Bradley Manning, le soldat reconnu coupable de la plus importante fuite de documents secrets américains, a fait acte de contrition mercredi, aux dernières heures de son procès, et regretté «que ses actes aient blessé les États-Unis».

Dans une ultime supplique, à quelques jours de connaître sa peine, le jeune homme, frêle et menu, s'est tourné, contrit et nerveux, vers la juge Denise Lind qui a son sort entre les mains.

«Votre honneur, je veux d'abord commencer par demander pardon», a déclaré le soldat au visage d'adolescent, qui encourt 90 ans de prison après avoir été reconnu coupable de faits d'espionnage.

«Je regrette que mes actions aient blessé des gens, qu'elles aient blessé les États-Unis», a-t-il déclaré devant la cour martiale sur la base de Fort Meade, près de Washington.

L'accusé de 25 ans a toujours reconnu avoir transmis 700 000 documents militaires et diplomatiques au site internet WikiLeaks qui les a publiés, mais il nie catégoriquement avoir voulu nuire aux Etats-Unis et dit avoir espéré provoquer un débat mondial. La juge l'a d'ailleurs acquitté de la plus lourde charge de «collusion avec l'ennemi», en l'occurrence Al-Qaïda.

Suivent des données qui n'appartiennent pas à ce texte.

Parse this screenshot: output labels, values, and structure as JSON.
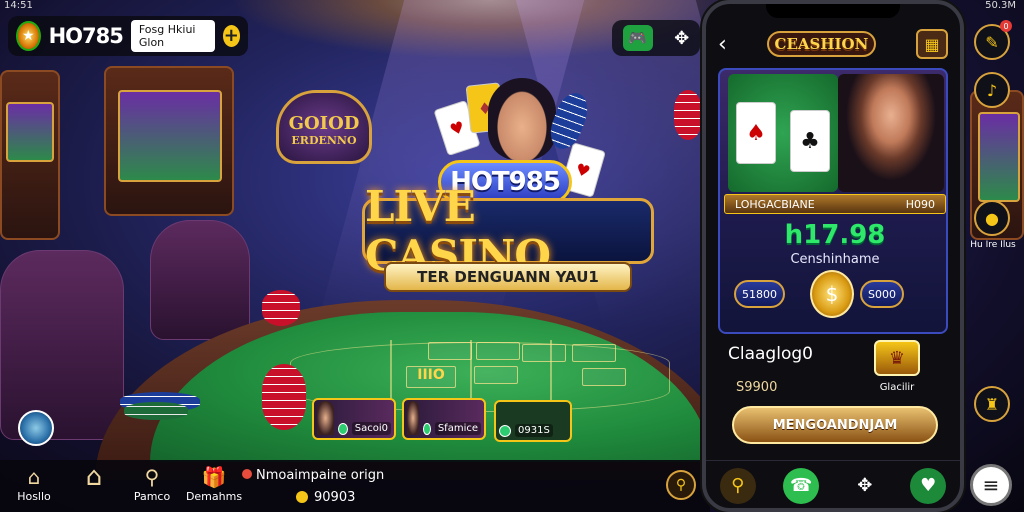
{
  "status_bar": {
    "left": "14:51",
    "right": "50.3M"
  },
  "header": {
    "brand": "HO785",
    "promo_text": "Fosg Hkiui Glon",
    "add_label": "+"
  },
  "hero": {
    "badge_line1": "GOIOD",
    "badge_line2": "ERDENNO",
    "brand_badge": "HOT985",
    "title": "LIVE CASINO",
    "tagline": "TER DENGUANN YAU1"
  },
  "table": {
    "dealers": [
      {
        "label": "Sacoi0"
      },
      {
        "label": "Sfamice"
      },
      {
        "label": "0931S"
      }
    ],
    "felt_labels": [
      "IIIO"
    ]
  },
  "bottom_nav": {
    "items": [
      {
        "label": "Hosllo",
        "icon": "home-group-icon"
      },
      {
        "label": "",
        "icon": "home-icon"
      },
      {
        "label": "Pamco",
        "icon": "search-icon"
      },
      {
        "label": "Demahms",
        "icon": "gift-icon"
      }
    ],
    "notice": "Nmoaimpaine orign",
    "balance": "90903"
  },
  "phone": {
    "logo": "CEASHION",
    "info_left": "LOHGACBIANE",
    "info_right": "H090",
    "big_number": "h17.98",
    "subtitle": "Censhinhame",
    "chip_left": "51800",
    "chip_right": "S000",
    "row_title": "Claaglog0",
    "row_value": "S9900",
    "reward_label": "Glacilir",
    "cta": "MENGOANDNJAM"
  },
  "right_rail": {
    "label": "Hu Ire Ilus",
    "badge_count": "0"
  }
}
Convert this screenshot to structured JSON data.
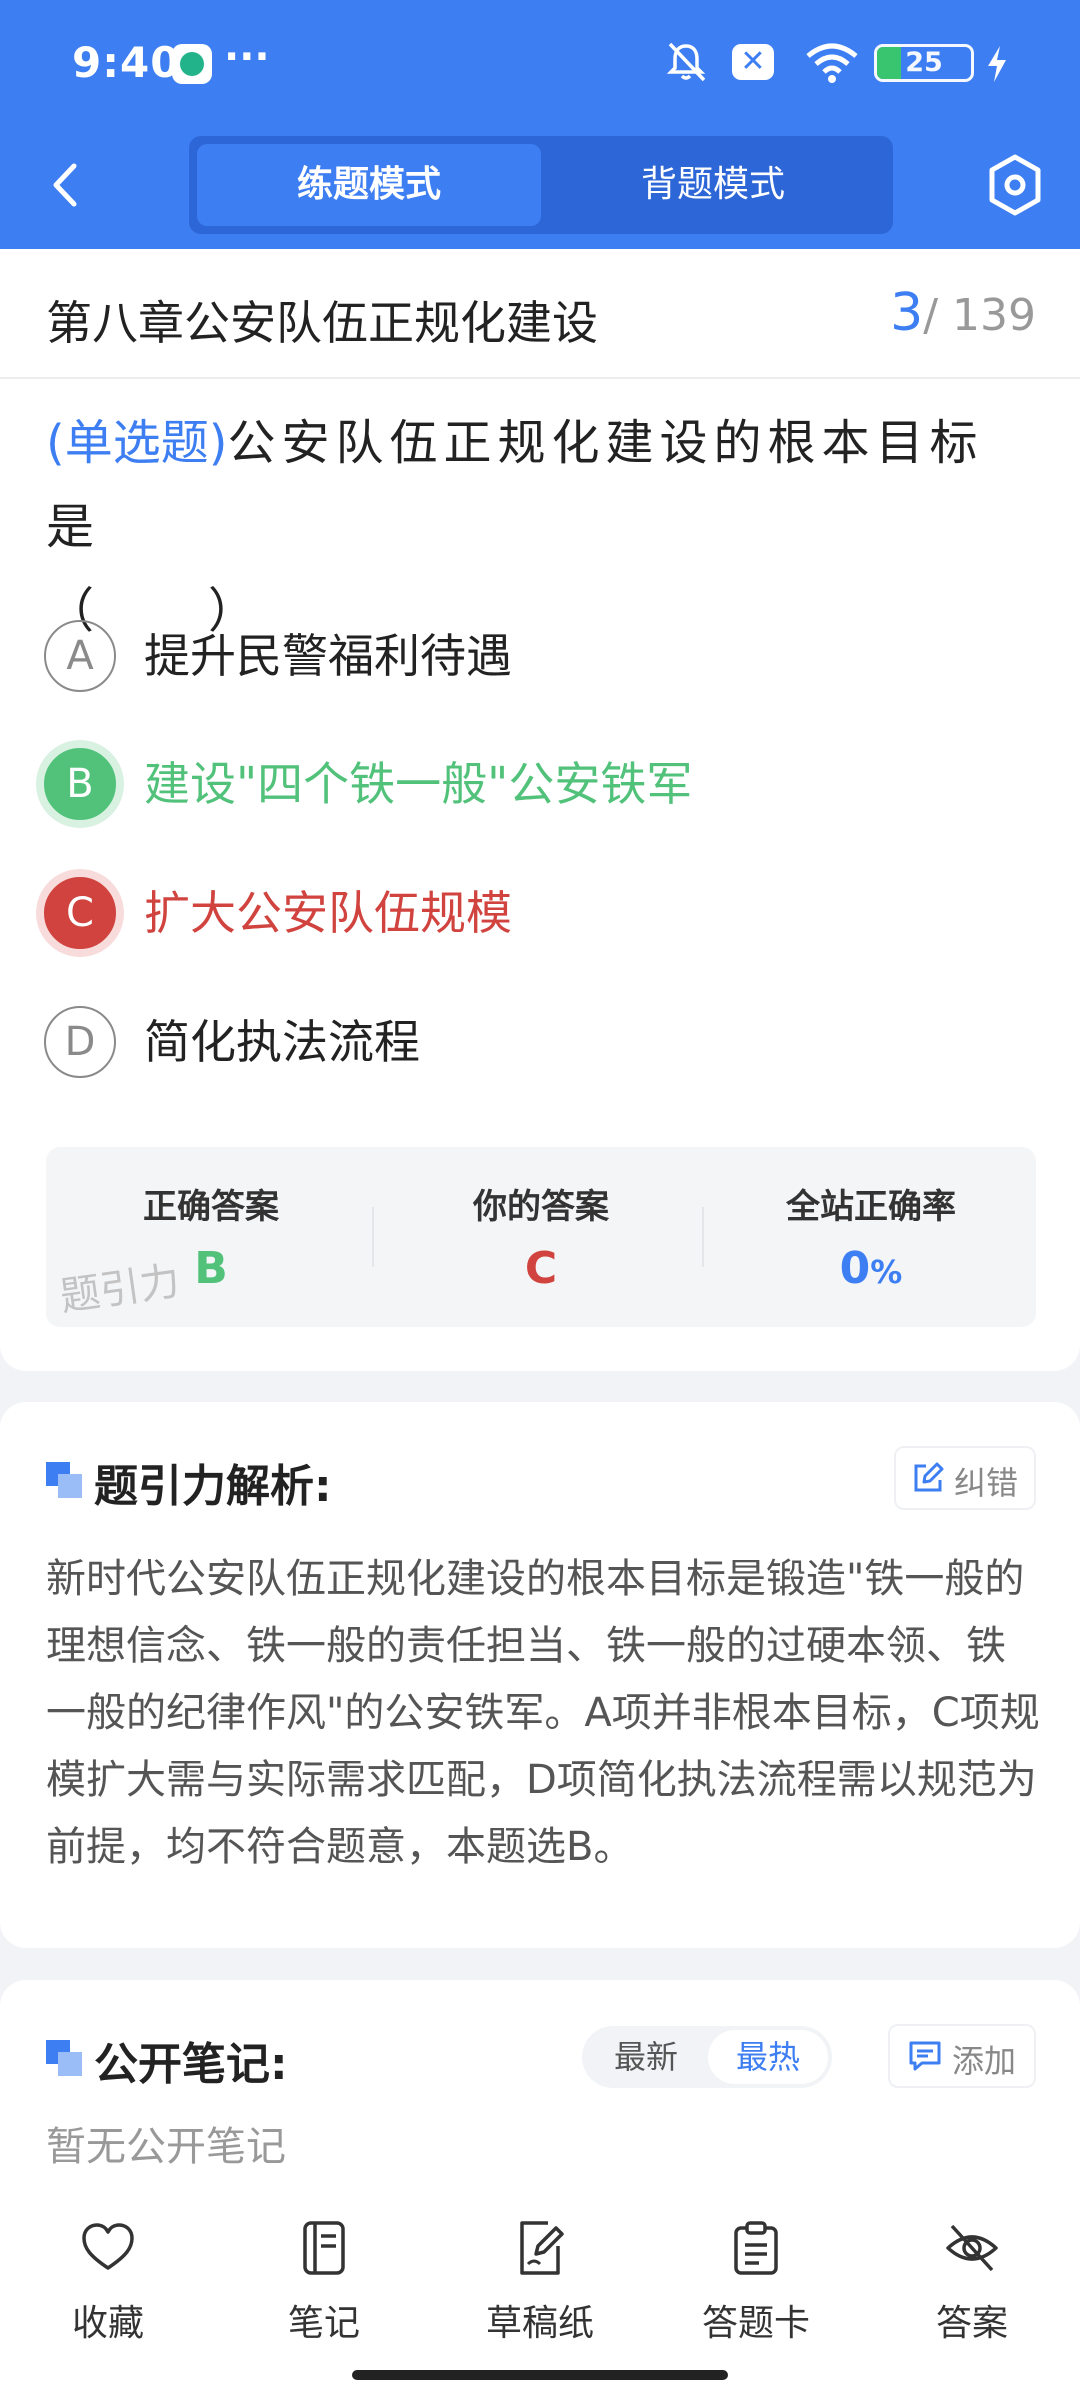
{
  "status_bar": {
    "time": "9:40",
    "more": "···",
    "battery_level": 25,
    "battery_text": "25",
    "x_badge": "✕"
  },
  "header": {
    "mode_tabs": [
      {
        "label": "练题模式",
        "active": true
      },
      {
        "label": "背题模式",
        "active": false
      }
    ],
    "accent_color": "#3d7ef2"
  },
  "chapter": {
    "title": "第八章公安队伍正规化建设",
    "current": "3",
    "total": "/ 139"
  },
  "question": {
    "type": "(单选题)",
    "stem": "公安队伍正规化建设的根本目标是",
    "blank": "（　　）"
  },
  "options": [
    {
      "letter": "A",
      "text": "提升民警福利待遇",
      "state": "normal"
    },
    {
      "letter": "B",
      "text": "建设\"四个铁一般\"公安铁军",
      "state": "correct"
    },
    {
      "letter": "C",
      "text": "扩大公安队伍规模",
      "state": "wrong"
    },
    {
      "letter": "D",
      "text": "简化执法流程",
      "state": "normal"
    }
  ],
  "result": {
    "correct_label": "正确答案",
    "correct_value": "B",
    "yours_label": "你的答案",
    "yours_value": "C",
    "rate_label": "全站正确率",
    "rate_value": "0",
    "rate_unit": "%",
    "watermark": "题引力",
    "correct_color": "#52c27b",
    "wrong_color": "#d0433e"
  },
  "analysis": {
    "title": "题引力解析:",
    "report_label": "纠错",
    "text": "新时代公安队伍正规化建设的根本目标是锻造\"铁一般的理想信念、铁一般的责任担当、铁一般的过硬本领、铁一般的纪律作风\"的公安铁军。A项并非根本目标，C项规模扩大需与实际需求匹配，D项简化执法流程需以规范为前提，均不符合题意，本题选B。"
  },
  "notes": {
    "title": "公开笔记:",
    "sort_latest": "最新",
    "sort_hot": "最热",
    "add_label": "添加",
    "empty_text": "暂无公开笔记"
  },
  "bottom_nav": [
    {
      "label": "收藏",
      "icon": "heart-icon"
    },
    {
      "label": "笔记",
      "icon": "notebook-icon"
    },
    {
      "label": "草稿纸",
      "icon": "draft-paper-icon"
    },
    {
      "label": "答题卡",
      "icon": "clipboard-icon"
    },
    {
      "label": "答案",
      "icon": "eye-off-icon"
    }
  ]
}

«Je comprenais ce que je faisais et les décisions que j'ai prises, mais je n'ai pas complètement saisi l'étendue des conséquences de mes actes», a-t-il expliqué.

«Quand je regarde mes décisions, je me demande comment j'ai bien pu penser qu'en tant que simple analyste, je pouvais réellement imaginer pouvoir changer le monde».

«Je suis désolé des conséquences involontaires de mes actes», a-t-il répété, dans une ultime tentative de convaincre la juge militaire, qui doit annoncer sa peine au plus tôt la semaine prochaine. «Quand j'ai pris ces décisions, je pensais aider les gens, et non les blesser», a ajouté le jeune soldat, portant son uniforme bleu marine, le cheveu coupé ras et des lunettes aux montures fines.

C'est la première fois que Bradley Manning présente ses excuses sur ses agissements depuis que son procès s'est ouvert le 3 juin dernier. Il n'avait pris la parole que deux fois précédemment, en audiences préliminaires.

«Je dois payer le prix»

Faisant allusion sans doute à ses troubles d'identité sexuelle et à son enfance difficile, le jeune homme a reconnu qu'il avait des «failles et des problèmes» à résoudre. Mais il a refusé de les invoquer comme «excuses».

«Je comprends que je doive payer le prix», a-t-il reconnu. «J'avais d'autres choix, j'aurais dû les utiliser».

«Malheureusement, je ne peux pas revenir en arrière et changer les choses. Je ne peux qu'aller de l'avant. Et je veux aller de l'avant», a-t-il lancé en conclusion de cette courte déclaration.

«Une fois que j'aurai payé le prix, j'espère pouvoir vivre d'une manière que je n'ai pas pu adopter par le passé. Je veux être une personne meilleure, aller à l'université, avoir un diplôme et avoir une relation qui ait un sens avec ma soeur, sa famille et ma famille».

Dans un témoignage poignant, sa soeur Casey Major et sa tante Debra van Alstyne ont tour à tour parlé de son enfance meurtrie, abandonné à des parents alcooliques, à une mère «méchante» et suicidaire, isolé du monde dans une ferme de l'Oklahoma, et condamné à manger des petits pots de bébé jusqu'à l'âge de 12 ans.

«C'est fou comme il a mûri ces trois dernières années», a déclaré sa soeur, de onze ans son aînée, qui était la seule à s'occuper de lui ses premières années. «J'espère qu'il pourra juste être heureux», a-t-elle souhaité, très émue pendant la projection de photos de Bradley Manning enfant.

«Je veux avoir une influence positive, regagner une place productive dans la société», a conclu l'accusé. «Je sais que je peux être et que je serai une personne meilleure, j'espère que vous pourrez me donner la possibilité de le prouver, non par des mots mais par des actes».